Simon Crowther’s new comedy The Ushers aims to capture essence of 1996

Paisley-set production directed by Raindog's Stuart Davids

The phrase ‘period drama’ is more likely to bring to mind a play set in Regency England or 18th century Paris than Paisley in the 1990s. Yet, Simon Crowther’s new comedy The Ushers, which follows a group of young characters as they deal with leaving home and falling in love in the long summer of 1996, was conceived as an attempt to capture the essence of that particular decade.

‘I lived in Sheffield in the 1990s. It was an exciting place to be, things were happening,’ says Crowther. ‘But what got the play started was remembering a funny story my friend told me years ago, about something he’d said to a girl.

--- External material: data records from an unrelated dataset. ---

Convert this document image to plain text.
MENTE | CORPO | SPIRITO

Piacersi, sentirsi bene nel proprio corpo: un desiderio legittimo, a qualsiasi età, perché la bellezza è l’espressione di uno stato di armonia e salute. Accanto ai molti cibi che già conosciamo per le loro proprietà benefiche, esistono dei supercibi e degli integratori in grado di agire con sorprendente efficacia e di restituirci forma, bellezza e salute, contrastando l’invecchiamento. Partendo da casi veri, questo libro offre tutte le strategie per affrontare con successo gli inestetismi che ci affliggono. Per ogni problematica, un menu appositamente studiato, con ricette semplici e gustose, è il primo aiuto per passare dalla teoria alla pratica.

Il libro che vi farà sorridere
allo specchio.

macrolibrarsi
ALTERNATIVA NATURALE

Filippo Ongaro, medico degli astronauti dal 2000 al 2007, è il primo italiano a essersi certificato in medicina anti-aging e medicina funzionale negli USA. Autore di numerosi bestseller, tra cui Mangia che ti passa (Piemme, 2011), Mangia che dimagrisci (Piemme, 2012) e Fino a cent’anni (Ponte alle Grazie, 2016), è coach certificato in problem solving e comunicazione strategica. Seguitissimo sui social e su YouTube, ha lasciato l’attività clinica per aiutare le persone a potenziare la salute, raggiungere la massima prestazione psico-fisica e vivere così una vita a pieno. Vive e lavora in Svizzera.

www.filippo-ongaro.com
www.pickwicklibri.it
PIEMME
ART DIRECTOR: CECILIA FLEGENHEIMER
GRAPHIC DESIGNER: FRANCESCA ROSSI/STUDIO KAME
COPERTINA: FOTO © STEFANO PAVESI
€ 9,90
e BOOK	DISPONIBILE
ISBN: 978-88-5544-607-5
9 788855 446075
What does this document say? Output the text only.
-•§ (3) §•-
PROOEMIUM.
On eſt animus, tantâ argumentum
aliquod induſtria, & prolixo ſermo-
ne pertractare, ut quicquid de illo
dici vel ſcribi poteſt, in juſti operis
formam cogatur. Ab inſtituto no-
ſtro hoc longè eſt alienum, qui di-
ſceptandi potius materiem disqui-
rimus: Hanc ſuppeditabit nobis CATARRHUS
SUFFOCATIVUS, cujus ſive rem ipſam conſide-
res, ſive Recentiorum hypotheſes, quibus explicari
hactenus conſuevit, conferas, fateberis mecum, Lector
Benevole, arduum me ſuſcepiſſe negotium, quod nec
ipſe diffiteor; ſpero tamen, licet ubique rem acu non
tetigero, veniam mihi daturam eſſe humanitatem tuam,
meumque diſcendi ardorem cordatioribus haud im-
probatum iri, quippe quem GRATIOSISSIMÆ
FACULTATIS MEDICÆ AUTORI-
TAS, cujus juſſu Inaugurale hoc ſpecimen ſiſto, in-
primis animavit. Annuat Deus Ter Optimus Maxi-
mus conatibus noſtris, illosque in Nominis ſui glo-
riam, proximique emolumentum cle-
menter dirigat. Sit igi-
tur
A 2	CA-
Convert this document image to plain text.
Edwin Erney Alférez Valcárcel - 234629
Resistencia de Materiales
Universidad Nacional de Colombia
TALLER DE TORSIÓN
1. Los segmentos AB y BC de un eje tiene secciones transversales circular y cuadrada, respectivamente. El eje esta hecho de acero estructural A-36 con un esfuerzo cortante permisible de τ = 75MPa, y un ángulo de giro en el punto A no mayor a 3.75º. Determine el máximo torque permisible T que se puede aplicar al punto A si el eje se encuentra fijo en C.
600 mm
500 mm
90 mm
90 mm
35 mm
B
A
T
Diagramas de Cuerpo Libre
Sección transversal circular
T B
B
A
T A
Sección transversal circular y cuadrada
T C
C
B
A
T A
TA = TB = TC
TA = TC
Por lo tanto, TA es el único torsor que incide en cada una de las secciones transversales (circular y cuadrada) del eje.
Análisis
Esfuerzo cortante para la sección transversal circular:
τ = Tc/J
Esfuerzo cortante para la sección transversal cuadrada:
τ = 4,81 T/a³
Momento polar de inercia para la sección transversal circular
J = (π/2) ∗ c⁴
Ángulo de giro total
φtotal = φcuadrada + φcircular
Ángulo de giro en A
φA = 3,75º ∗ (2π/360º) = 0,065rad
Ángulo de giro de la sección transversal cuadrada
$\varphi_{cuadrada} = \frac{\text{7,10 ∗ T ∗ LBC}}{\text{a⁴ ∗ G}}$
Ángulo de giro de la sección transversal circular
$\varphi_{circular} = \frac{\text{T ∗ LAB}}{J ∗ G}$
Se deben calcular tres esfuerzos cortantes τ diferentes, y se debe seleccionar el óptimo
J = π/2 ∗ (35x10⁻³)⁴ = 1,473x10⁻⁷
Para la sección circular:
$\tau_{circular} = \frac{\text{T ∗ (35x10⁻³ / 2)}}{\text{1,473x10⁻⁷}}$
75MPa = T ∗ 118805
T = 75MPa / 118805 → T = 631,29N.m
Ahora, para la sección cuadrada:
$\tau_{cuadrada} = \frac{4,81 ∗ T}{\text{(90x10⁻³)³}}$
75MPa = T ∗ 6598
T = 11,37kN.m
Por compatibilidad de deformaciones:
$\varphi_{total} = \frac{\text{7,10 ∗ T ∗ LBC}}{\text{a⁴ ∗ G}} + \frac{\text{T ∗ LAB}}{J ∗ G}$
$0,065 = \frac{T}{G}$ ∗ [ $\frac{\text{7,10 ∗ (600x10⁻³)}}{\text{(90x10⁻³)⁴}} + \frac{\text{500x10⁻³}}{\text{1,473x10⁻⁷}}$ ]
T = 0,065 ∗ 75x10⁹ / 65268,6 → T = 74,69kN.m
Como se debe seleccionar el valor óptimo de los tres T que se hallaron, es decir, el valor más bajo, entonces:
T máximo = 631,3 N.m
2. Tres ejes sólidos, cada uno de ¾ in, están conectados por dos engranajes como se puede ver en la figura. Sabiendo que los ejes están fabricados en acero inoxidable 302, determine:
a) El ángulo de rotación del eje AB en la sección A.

Not even a story really, just a very brief exchange. It seemed to sum up how we were at that age. Initially I avoided setting the play in the 90s – I feared it was too recent. Then I bit the bullet. The 90s was our 60s, or 70s, and I wanted to capture its flavour.’
The play is set in 1996, a year the playwright remembers fondly.

‘The European Championships were in town, everyone was full of hope,’ he says. ‘But prior to that summer, I remember being at a big house party on the night Bruno fought Mike Tyson for the second time. Something terrible had happened a few days before. I set the play quite specifically on the Friday night between those two events.’

The production is directed by Raindog’s Stuart Davids, who previously helmed some episodes of Coronation Street Crowther had written.

‘Unlike me, Stuart is a doer. He got four of the younger Corrie cast members to do a read-through of The Ushers, just to hear it come alive. Then he took it to the Tron. Stuart’s very good with comedy, but I also knew he could bring out the darker layers, the pathos and the doom that underpin the play.’

Tron Theatre, Glasgow, Tue 18–Sat 22 Jan

The Ushers

A new play from the pen of Corrie writer Simon Crowther gets a showing from Robert Carlyle's old company, Raindog. Stuart Davids directs the comedy, in which a Paisley lad living in 90s Sheffield gets a surprise visit from a few old friends.